What is OTT and its Implications on the Advertising World?

Over-the-top (OTT) technology is flourishing, and with a growing number of cord-cutters pushing it mainstream, the technology (and its corresponding advertising offerings) are showing no signs of retreating from the frontlines. To put this into perspective, over 60% of internet users or more than 200 million people in the US are OTT users—many of whom are OTT-only households—a number that’s tripled over the past few years. Unsurprisingly, advertisers are intrigued, with expected spend in the US to top $5 billion by 2020. Promise and popularity aside, even the savviest and forward-thinking advertisers remain stuck in a cloud of uncertainty, which, in many cases, is a hindering factor. So, let’s clear the air. Here’s what OTT and OTT advertising really means.

What is OTT?

Defined by eMarketer, OTT is any app or website that provides streaming video content over the internet—think Hulu and Netflix. In the simplest of terms, OTT technology gives people the ability to watch video content without traditional means like cable. 

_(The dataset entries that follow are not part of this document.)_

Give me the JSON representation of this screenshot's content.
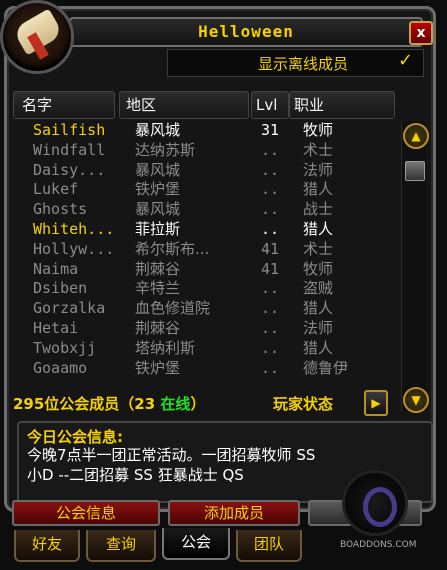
{
  "window": {
    "title": "Helloween",
    "close_label": "x"
  },
  "show_offline": {
    "label": "显示离线成员",
    "checked_mark": "✓"
  },
  "columns": {
    "name": "名字",
    "zone": "地区",
    "level": "Lvl",
    "class": "职业"
  },
  "members": [
    {
      "name": "Sailfish",
      "zone": "暴风城",
      "level": "31",
      "class": "牧师",
      "color": "#f5d100",
      "zone_color": "#ffffff"
    },
    {
      "name": "Windfall",
      "zone": "达纳苏斯",
      "level": "..",
      "class": "术士",
      "color": "#8a8a8a",
      "zone_color": "#8a8a8a"
    },
    {
      "name": "Daisy...",
      "zone": "暴风城",
      "level": "..",
      "class": "法师",
      "color": "#8a8a8a",
      "zone_color": "#8a8a8a"
    },
    {
      "name": "Lukef",
      "zone": "铁炉堡",
      "level": "..",
      "class": "猎人",
      "color": "#8a8a8a",
      "zone_color": "#8a8a8a"
    },
    {
      "name": "Ghosts",
      "zone": "暴风城",
      "level": "..",
      "class": "战士",
      "color": "#8a8a8a",
      "zone_color": "#8a8a8a"
    },
    {
      "name": "Whiteh...",
      "zone": "菲拉斯",
      "level": "..",
      "class": "猎人",
      "color": "#f5d100",
      "zone_color": "#ffffff"
    },
    {
      "name": "Hollyw...",
      "zone": "希尔斯布...",
      "level": "41",
      "class": "术士",
      "color": "#8a8a8a",
      "zone_color": "#8a8a8a"
    },
    {
      "name": "Naima",
      "zone": "荆棘谷",
      "level": "41",
      "class": "牧师",
      "color": "#8a8a8a",
      "zone_color": "#8a8a8a"
    },
    {
      "name": "Dsiben",
      "zone": "辛特兰",
      "level": "..",
      "class": "盗贼",
      "color": "#8a8a8a",
      "zone_color": "#8a8a8a"
    },
    {
      "name": "Gorzalka",
      "zone": "血色修道院",
      "level": "..",
      "class": "猎人",
      "color": "#8a8a8a",
      "zone_color": "#8a8a8a"
    },
    {
      "name": "Hetai",
      "zone": "荆棘谷",
      "level": "..",
      "class": "法师",
      "color": "#8a8a8a",
      "zone_color": "#8a8a8a"
    },
    {
      "name": "Twobxjj",
      "zone": "塔纳利斯",
      "level": "..",
      "class": "猎人",
      "color": "#8a8a8a",
      "zone_color": "#8a8a8a"
    },
    {
      "name": "Goaamo",
      "zone": "铁炉堡",
      "level": "..",
      "class": "德鲁伊",
      "color": "#8a8a8a",
      "zone_color": "#8a8a8a"
    }
  ],
  "summary": {
    "count_text": "295位公会成员（23 ",
    "online_text": "在线",
    "close_paren": "）"
  },
  "player_status": {
    "label": "玩家状态",
    "arrow": "▶"
  },
  "motd": {
    "title": "今日公会信息:",
    "text": "今晚7点半一团正常活动。一团招募牧师 SS\n小D --二团招募 SS 狂暴战士 QS"
  },
  "buttons": {
    "guild_info": "公会信息",
    "add_member": "添加成员",
    "control": "公会"
  },
  "tabs": [
    "好友",
    "查询",
    "公会",
    "团队"
  ],
  "watermark": {
    "text": "BOADDONS.COM"
  }
}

For clarity, connected TV (CTV) is technically not the same thing, although the terms are often used interchangeably. From a high level, CTV is a subset of OTT defined as a TV connected to the internet through built-in internet capability or through another device such as a game console or set-top box (e.g., Apple TV, Google Chromecast, Roku). For users, it’s ok if the distinction gets blurred. For advertisers, it’s not. Sure, the target audience is relatively the same, but the approach and inventory differ.

What is OTT Advertising?

Like anything in the advertising world with widespread appeal, advertisers are moving all-in. So, where are all of these dollars going? The clear frontrunners right now are Amazon Fire TV (and IMDb TV), Hulu, and Roku, with the trio operating at break-neck speed to emerge ahead of the pack. Hulu, for example, continues to push the envelope with innovative ad formats—think Pause ads—albeit with a relatively light ad load. Meanwhile, Amazon introduced IMDb TV, an ad-supported way for people to stream free TV shows and movies. While a quick rebrand from IMDb Freedive could have scared advertisers away, there’s no doubt that this, along with Amazon Prime will continue to be central to the online giant’s OTT strategy.

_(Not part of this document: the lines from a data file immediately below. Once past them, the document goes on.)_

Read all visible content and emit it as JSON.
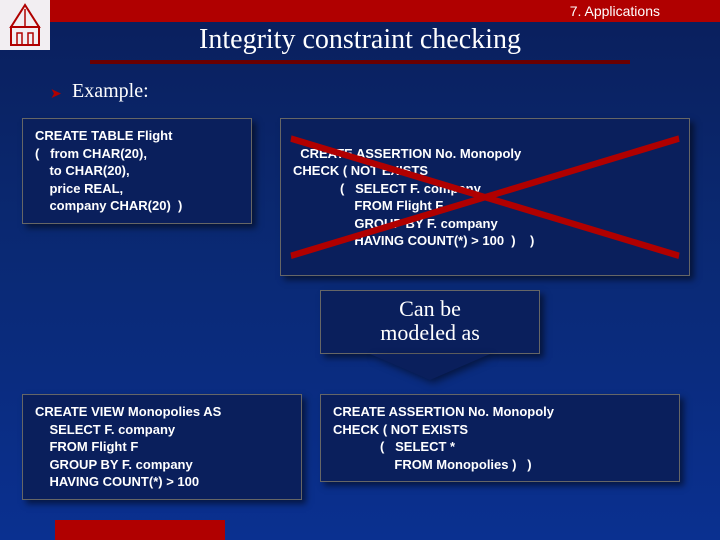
{
  "header": {
    "chapter": "7.  Applications"
  },
  "title": "Integrity constraint checking",
  "example_label": "Example:",
  "code": {
    "create_table": "CREATE TABLE Flight\n(   from CHAR(20),\n    to CHAR(20),\n    price REAL,\n    company CHAR(20)  )",
    "assertion_long": "CREATE ASSERTION No. Monopoly\nCHECK ( NOT EXISTS\n             (   SELECT F. company\n                 FROM Flight F\n                 GROUP BY F. company\n                 HAVING COUNT(*) > 100  )    )",
    "create_view": "CREATE VIEW Monopolies AS\n    SELECT F. company\n    FROM Flight F\n    GROUP BY F. company\n    HAVING COUNT(*) > 100",
    "assertion_short": "CREATE ASSERTION No. Monopoly\nCHECK ( NOT EXISTS\n             (   SELECT *\n                 FROM Monopolies )   )"
  },
  "callout": {
    "line1": "Can be",
    "line2": "modeled as"
  }
}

However, yet-to-launch platforms are making noise, too. AT&T, Disney, Apple, Viacom, and Discovery all plan to take on the perennial favorites if they aren’t already. For instance, AT&T announced that it plans to launch a direct-to-consumer offering by the end of 2019. Likewise, much-anticipated arrivals from Disney (which now owns Hulu) and Apple are slowly rolling out and attracting serious attention, largely due to their content repositories.

While time will tell if these newcomers can win market share, their clout alone gives them plenty of initial swaying power, and advertisers paying attention, even if there doesn’t seem to be an immediate intention for ads. In the meantime, others like IMDb TV, Pluto TV, Sony Crackle, and Sling TV are already offering appealing (and often more affordable), OTT advertising options. And no, Netflix is showing no signs of introducing an ad-supported model (though some are holding out hope for ads). 

So, what does this mean from an advertising perspective? It means a chance to reach a high-value subset of the population, especially millennials. As more inventory becomes available and targeting and measurement capabilities catch up, OTT advertising will remain an investment worth making.